Ferris: His Wonderland

The First Ferris Wheel, Chicago, 1893; photograph by Starks W. Lewis (Courtesy Brooklyn Museum via the Commons on Flickr)

Around this time of year in 1893, millions of people were flocking to Chicago to see the great world’s fair the city was hosting.  Formally known as the World’s Columbian Exposition, the fair belatedly commemorated the 400th anniversary of Columbus’s “discovery” of the New World.

In a bid for national and international celebrity, Chicagoans (whose young city had burned to the ground 22 years earlier) went all out in constructing the fair’s great White City: acres and acres of magnificent pavilions, illuminated at night by millions of dazzling electrical lights, and all organized around a network of waterways.

To make it even more special, the organizing committee hired a young engineer named George Washington Gale Ferris, Jr., to dream up something similar to the amazing tower that George Eiffel had designed for the world’s fair in Paris in 1889.  Similar to that tower, but better.  Yet at first the organizers of Chicago’s fair were doubtful about the idea that Ferris came up with.

Ferris, 34 years old (and destined to die of typhoid fever just three years later), had already gained an impressive reputation as an engineer and bridge-builder, a reputation that sprang from his understanding of steel.  The design that he proposed to the fair’s organizers was for a gargantuan wheel, that, if built, would tower above everything and lift passengers effortlessly, treating them to aerial views from astonishing heights.

Starks W. Lewis, an amateur photographer who managed to get his camera (it would have been pretty bulky) set up on the wheel, captured the wonder of it all.  From his vantage, the intricate workmanship of the wheel itself, as well as size and design of the passenger cars, each of which was designed to hold 60 people, is clearly revealed.

Despite organizers’ fears, Ferris’s daring contraption worked perfectly.  Rising to a height of 264 feet and measuring 825 feet around, the Wheel weighed more than 2.6 million pounds.  It was powered by two 1,000-horsepower steam engines and operated reliably, unimpaired by lightning and gale-force winds.  According to Judith Adams-Volpe, writing about Ferris in the American National Biography, the wheel became the Fair’s leading attraction, the first instance of “technology being harnessed purely as a pleasure machine.”

View of the Fair from the Ferris Wheel, 1893 photograph by Starks Lewis (Courtesy of the Brooklyn Museum via Flickr Commons)

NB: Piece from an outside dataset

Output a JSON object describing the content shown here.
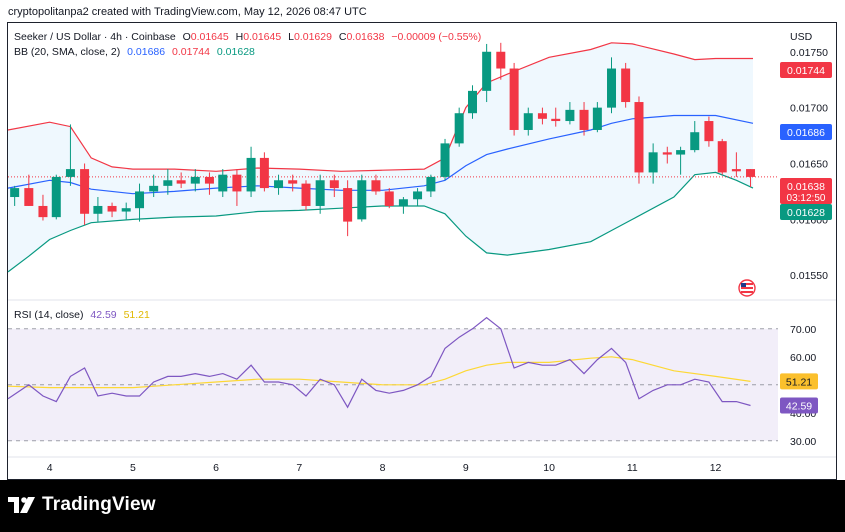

What steel gave society was the capacity to rise above the earth and gain an entirely new perspective on itself.  The people who visited the Fair from all over the US could see their world as they had never seen it, from a perspective previously offered only by mountains or the occasional steeple.  In the wondrous aerial vision Ferris gave the world came a hint of the built marvels that were still to come.

Images: Photographs of and from the first Ferris Wheel
by Starks W. Lewis, 1893, courtesy of the Brooklyn Museum, from this source.

6 responses

  1. It was a great device…..ever been on the Navy Pier wheel? I am also old enough to remember the Riverview Park parachute…It was on Western Ave. and Belmont….about one mile from my place and my H.S. alma mater, Lane Tech.

    • Joe–I didn’t grow up in Chicago, so I never saw Riverview–it was gone by the time I arrived, though I do know people who cherish fond and vivid memories of it. Happily there is still time for the Navy Pier wheel. I have read that Ferris Wheels are known simply as “Chicago wheels” in other parts of the world. I like that. Susan

  2. Gee, a really cool posting! You managed to pack a lot of information into a few very concise paragraphs……That wheel must have been one of the coolest attractions to see anywhere! Ferris was a genius and the contractors equally so. The picture(s) are great.

    • Sam, yes, the wheel was amazing–I have read that in Latin America to this day they are known simply as “Chicago wheels.” Thanks for commenting–SB

  3. aw. I arrived here hoping for your take on that other Ferris-themed classic about the kid who cuts class for one glorious day in the city. I guess your thing is OK too.

    • why, thank you, goddess; i am thrilled that my work attracted the likes of you. . . . goodness knows how different life would be if i had more such readers!